Back in the real world, there is close to zero prospect of getting a Royal Commission into banking corruption. Zero.

The current banking inquiry, contrary to my immediate inference from the 13 November hearings, has since shown some signs of life, of promise. In particular, an additional hearing was scheduled for 16 February, and yet another mooted for 4 April in which CBA personnel will be called upon to account further for their institution’s behaviour and for the past misrepresentations of the personnel themselves. This additional grilling is unprecedented.

But parliamentary inquiries have no powers. My money is on the likelihood that governments of any persuasion will do nothing, and will produce platitudes to hide their inaction. The CBA will be called on to investigate a compensation scheme — which will, true to form, turn into a farce.
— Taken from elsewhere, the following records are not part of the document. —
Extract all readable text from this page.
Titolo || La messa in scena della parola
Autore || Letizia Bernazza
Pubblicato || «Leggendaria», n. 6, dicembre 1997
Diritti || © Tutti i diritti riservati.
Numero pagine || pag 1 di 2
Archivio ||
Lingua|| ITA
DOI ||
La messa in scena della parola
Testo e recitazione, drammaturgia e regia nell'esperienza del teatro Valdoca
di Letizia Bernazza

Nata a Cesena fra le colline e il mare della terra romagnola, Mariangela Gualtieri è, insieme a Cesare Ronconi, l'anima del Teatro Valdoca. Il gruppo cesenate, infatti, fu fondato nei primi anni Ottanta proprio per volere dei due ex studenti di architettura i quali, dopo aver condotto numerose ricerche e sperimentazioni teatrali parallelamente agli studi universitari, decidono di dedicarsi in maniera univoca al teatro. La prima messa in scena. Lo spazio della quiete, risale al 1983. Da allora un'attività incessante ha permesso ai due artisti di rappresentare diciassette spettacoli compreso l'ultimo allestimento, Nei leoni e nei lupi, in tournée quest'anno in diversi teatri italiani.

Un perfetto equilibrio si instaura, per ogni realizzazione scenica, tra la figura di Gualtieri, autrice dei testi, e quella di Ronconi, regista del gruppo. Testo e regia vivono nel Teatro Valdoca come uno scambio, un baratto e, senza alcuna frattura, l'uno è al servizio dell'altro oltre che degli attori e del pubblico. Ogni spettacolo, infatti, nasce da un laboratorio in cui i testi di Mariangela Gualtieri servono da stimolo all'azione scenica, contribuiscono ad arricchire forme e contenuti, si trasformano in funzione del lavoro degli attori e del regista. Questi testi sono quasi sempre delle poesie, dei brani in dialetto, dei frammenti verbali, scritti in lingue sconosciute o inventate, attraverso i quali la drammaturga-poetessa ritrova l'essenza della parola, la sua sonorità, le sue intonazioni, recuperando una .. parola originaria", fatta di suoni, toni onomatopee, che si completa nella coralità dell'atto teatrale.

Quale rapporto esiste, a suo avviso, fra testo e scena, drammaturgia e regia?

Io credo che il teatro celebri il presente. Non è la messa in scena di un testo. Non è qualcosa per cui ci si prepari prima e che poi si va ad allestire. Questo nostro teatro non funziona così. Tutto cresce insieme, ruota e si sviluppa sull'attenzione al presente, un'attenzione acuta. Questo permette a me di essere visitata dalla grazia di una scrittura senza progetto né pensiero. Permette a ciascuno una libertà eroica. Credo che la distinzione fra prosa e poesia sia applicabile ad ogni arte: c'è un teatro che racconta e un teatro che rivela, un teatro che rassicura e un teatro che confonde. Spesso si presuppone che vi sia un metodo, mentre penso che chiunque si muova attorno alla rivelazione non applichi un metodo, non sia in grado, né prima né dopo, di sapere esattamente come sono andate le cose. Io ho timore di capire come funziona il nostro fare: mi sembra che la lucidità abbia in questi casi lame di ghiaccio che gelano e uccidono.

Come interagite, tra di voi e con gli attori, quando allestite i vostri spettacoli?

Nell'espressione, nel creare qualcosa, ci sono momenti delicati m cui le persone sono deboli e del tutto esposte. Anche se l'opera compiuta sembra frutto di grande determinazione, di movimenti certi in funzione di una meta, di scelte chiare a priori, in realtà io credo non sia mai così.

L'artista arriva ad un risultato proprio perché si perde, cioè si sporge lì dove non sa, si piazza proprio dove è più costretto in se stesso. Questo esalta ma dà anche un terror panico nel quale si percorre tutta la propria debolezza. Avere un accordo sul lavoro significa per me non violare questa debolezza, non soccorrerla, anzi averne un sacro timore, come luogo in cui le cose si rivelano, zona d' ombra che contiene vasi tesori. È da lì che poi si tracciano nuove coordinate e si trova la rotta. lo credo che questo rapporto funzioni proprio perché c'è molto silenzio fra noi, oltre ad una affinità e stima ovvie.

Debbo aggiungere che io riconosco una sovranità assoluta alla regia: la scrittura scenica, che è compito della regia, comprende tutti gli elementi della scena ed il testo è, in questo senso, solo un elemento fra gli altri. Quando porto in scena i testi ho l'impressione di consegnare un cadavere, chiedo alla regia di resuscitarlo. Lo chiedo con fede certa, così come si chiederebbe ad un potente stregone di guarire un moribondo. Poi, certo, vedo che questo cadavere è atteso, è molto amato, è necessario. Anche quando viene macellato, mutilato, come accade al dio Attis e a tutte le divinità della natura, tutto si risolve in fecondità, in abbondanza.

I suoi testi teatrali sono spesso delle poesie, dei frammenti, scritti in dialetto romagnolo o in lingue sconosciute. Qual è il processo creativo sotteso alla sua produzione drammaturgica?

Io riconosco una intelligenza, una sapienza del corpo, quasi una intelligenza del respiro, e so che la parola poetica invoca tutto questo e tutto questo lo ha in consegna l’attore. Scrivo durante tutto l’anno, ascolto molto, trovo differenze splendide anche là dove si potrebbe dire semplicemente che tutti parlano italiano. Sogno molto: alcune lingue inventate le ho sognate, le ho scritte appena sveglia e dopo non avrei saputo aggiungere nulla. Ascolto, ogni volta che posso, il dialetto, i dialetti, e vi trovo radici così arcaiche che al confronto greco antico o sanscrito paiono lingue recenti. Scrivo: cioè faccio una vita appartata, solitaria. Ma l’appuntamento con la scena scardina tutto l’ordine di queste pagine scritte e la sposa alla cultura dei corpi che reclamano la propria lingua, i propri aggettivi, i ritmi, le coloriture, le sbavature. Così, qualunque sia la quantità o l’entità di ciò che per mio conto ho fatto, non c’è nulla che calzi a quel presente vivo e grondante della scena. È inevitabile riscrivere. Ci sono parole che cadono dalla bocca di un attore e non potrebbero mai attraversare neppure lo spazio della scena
The CBA’s culture, entrenched in criminality, insouciance and defiance, is amply demonstrated in CEO Ian Narev’s response to current disclosures of the diabolical CommInsure fraud (4 Corners, 7 March 2016).

In spite of the enormity of this and previous scandals, it is my estimation that the Commonwealth Bank and its peers can remain confident that their entrenched racketeering will be certified, even if de facto, as A-OK.

The fact that the CommInsure CEO and Board haven’t been sacked immediately by Narev, and Narev hasn’t been in turn sacked by the CBA’s Board Chairman David Turner, with Turner subsequently falling on his sword (the entire CBA Board following suit?), highlights that they’re there for the long haul. No worries.

The adverse consequences are profound. Along with the public’s thwarted attempts to safeguard its future in the disposition of its savings, the much-praised entrepreneurial spirit can never flourish in Australia as long as it can be readily extinguished by corporate criminal cabals, the latter confident that they will never be brought to heel.

This is the final in an Independent Australia six-part series analysing ongoing bank corruption and ineffectual parliamentary inquiries, as victims remain uncompensated.